The power of inclusion

This International Women’s Day, experts urge governments to ‘lean in’

It may be 2017, but according to a recent Minerva Foundation report, it will take another 75 years at today’s rate of change to close the earnings gap between men and women. Compared to the rest of the world, most western women are immensely privileged – yet 108 years after the first Women’s Day event was held in New York City, Canadian women earn 72 cents for each dollar a man earns for similar full-time work.   

“There is a misconception that because women have the vote, access to equal education and reproductive rights, somehow the job is done,” says Anuradha Dugal, director of Violence Prevention Programs at the Canadian Women’s Foundation. “On paper, we have equal rights, but they’re not adding up to equal outcomes.


Policy-makers, businesses and economists still tend to treat women’s jobs and wages as secondary, but the era of the male breadwinner is over. Women need to pay rent and buy groceries, and their rent and groceries do not cost 30 per cent less.
— Dr. Kate McInturff is a senior researcher at the Canadian Centre for Policy Alternatives (CCPA)

“It isn’t because women aren’t working hard enough or aren’t asking for enough. It’s not about women’s individual capacity to ‘lean in’ – it’s about systemic barriers.”

Many people try to explain the gender pay gap by suggesting that because men are working more hours, they are naturally reaping the financial benefits. But this ignores a systemic barrier: when men are spending more hours at work, Ms. Dugal points out, it is generally made possible by a partner who is taking on the bulk of unpaid work at home.

“Women are still working a double day,” agrees Dr. Kate McInturff, a senior researcher at the Canadian Centre for Policy Alternatives (CCPA). Equitable participation in the paid workforce requires access to affordable daycare, she stresses. “Our governments have an important role to play in making sure that women can get out the door in the morning.”

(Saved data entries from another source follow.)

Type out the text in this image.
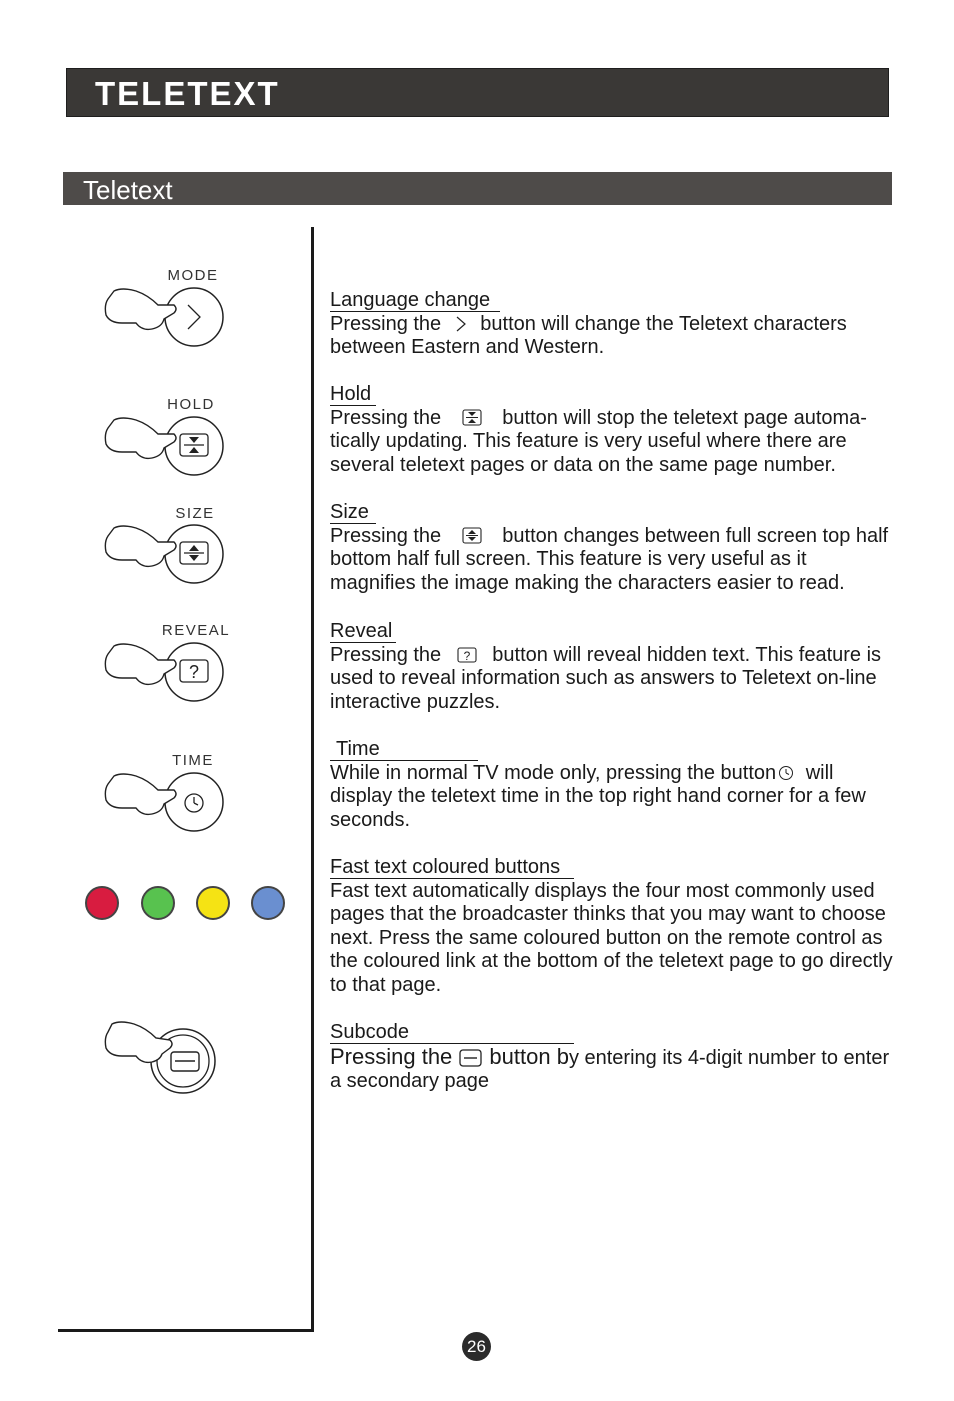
TELETEXT
Teletext
MODE
HOLD
SIZE
REVEAL
?
TIME
Language change
Pressing the button will change the Teletext characters between Eastern and Western.
Hold
Pressing the	button will stop the teletext page automa-tically updating. This feature is very useful where there are several teletext pages or data on the same page number.
Size
Pressing the	button changes between full screen top half bottom half full screen. This feature is very useful as it magnifies the image making the characters easier to read.
Reveal
Pressing the ? button will reveal hidden text. This feature is used to reveal information such as answers to Teletext on-line interactive puzzles.
Time
While in normal TV mode only, pressing the button will display the teletext time in the top right hand corner for a few seconds.
Fast text coloured buttons
Fast text automatically displays the four most commonly used pages that the broadcaster thinks that you may want to choose next. Press the same coloured button on the remote control as the coloured link at the bottom of the teletext page to go directly to that page.
Subcode
Pressing the button by entering its 4-digit number to enter a secondary page
26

Inequitable distribution of paid and unpaid work also explains only a portion of the pay gap. A recent OECD report found that all known drivers – including women not asking for higher pay, different job characteristics and less responsibility – account for only about 60 per cent of the gap. “When you put that against the fact that most women now have more education than men, it leaves a huge, unexplained difference,” says Ms. Dugal.

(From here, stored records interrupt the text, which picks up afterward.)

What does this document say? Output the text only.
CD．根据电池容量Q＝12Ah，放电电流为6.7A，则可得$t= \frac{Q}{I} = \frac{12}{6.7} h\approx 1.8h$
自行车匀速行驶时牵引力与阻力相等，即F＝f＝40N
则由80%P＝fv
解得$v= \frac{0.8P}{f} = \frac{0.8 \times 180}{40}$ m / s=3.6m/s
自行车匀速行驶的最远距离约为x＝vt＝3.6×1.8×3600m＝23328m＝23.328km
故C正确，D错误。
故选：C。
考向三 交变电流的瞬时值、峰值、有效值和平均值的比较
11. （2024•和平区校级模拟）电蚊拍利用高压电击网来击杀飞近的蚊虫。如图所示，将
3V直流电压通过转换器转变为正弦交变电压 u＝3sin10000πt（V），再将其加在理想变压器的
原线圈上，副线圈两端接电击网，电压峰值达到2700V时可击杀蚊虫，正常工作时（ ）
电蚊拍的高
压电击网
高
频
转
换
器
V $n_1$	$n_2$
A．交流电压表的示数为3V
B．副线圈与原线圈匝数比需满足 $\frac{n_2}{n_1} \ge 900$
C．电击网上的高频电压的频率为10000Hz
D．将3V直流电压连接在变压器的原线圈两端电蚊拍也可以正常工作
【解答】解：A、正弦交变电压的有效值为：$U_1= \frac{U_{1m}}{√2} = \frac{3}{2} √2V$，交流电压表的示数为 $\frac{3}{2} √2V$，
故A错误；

If all that isn’t disheartening enough, there is this: the women earning 72 cents on the dollar are the fortunate ones. About 40 per cent of women in the Canadian economy are engaged in non-standard work, which means they are likely to work part-time and are unlikely to have job security or benefits. Statistics Canada research reveals that just under a million women in Canada are working part-time involuntarily, because they are unable to find full-time employment.

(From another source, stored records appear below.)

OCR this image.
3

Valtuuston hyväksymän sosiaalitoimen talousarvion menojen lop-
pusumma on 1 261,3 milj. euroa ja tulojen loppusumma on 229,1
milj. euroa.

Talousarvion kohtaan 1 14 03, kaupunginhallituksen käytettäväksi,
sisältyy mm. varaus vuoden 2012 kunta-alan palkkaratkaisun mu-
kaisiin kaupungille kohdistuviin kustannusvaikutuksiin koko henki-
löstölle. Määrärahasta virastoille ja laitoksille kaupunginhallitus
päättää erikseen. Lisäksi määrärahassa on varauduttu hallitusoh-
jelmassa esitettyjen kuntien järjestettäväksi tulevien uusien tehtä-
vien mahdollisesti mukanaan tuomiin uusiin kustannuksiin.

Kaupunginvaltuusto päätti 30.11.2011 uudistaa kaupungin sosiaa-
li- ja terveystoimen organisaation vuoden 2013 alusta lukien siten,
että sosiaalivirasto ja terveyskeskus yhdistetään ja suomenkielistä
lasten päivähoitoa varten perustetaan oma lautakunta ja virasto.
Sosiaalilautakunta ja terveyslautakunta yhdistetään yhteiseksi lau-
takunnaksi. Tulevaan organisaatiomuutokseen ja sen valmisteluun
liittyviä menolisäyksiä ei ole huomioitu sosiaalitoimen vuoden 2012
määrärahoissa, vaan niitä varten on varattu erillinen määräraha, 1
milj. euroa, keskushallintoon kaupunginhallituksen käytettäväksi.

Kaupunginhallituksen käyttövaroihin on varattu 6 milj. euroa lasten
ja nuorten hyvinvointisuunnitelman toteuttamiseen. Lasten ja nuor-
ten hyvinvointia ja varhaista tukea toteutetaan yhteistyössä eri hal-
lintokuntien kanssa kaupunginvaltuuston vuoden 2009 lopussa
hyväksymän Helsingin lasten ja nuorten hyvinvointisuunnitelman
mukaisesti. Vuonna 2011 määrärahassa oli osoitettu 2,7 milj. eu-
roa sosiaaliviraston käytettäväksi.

At every stage of life, women are much more likely to live in poverty, and children of households led by single women are the most impoverished in Canada. Generations continue to grow up with the chronic stress and instability of financial insecurity, which impacts health and economic opportunity throughout their lifespan.

The first step in meaningful change is to stop thinking about women as dependents, says Dr. McInturff. “Policy-makers, businesses and economists still tend to treat women’s jobs and wages as secondary, but the era of the male breadwinner is over. Women need to pay rent and buy groceries, and their rent and groceries do not cost 30 per cent less.”

Two-thirds of minimum wage earners are women, so living wage legislation would have a dramatic impact, as would economic development programs that focus on sectors where women tend to work, such as health care and education, she stresses. “Almost a million women in Canada work part-time involuntarily. Where is the infrastructure program that is going to move them into full-time, living wage work?”

Poverty, earnings equity and gender violence are also linked, notes Ms. Dugal. “When a woman leaves her home to escape an abusive partner, she typically comes out of the situation far worse off economically,” she says.

“Governments at every level need to make significant contributions to putting an end to sexual violence in Canada,” says Dr. McInturff. “Women need to be safe in their homes and in public. Why would a woman run for office, when she can see the violent harassment that even the most powerful women in Canada are subject to?

“The federal government needs to put its money where its feminism is in 2017.”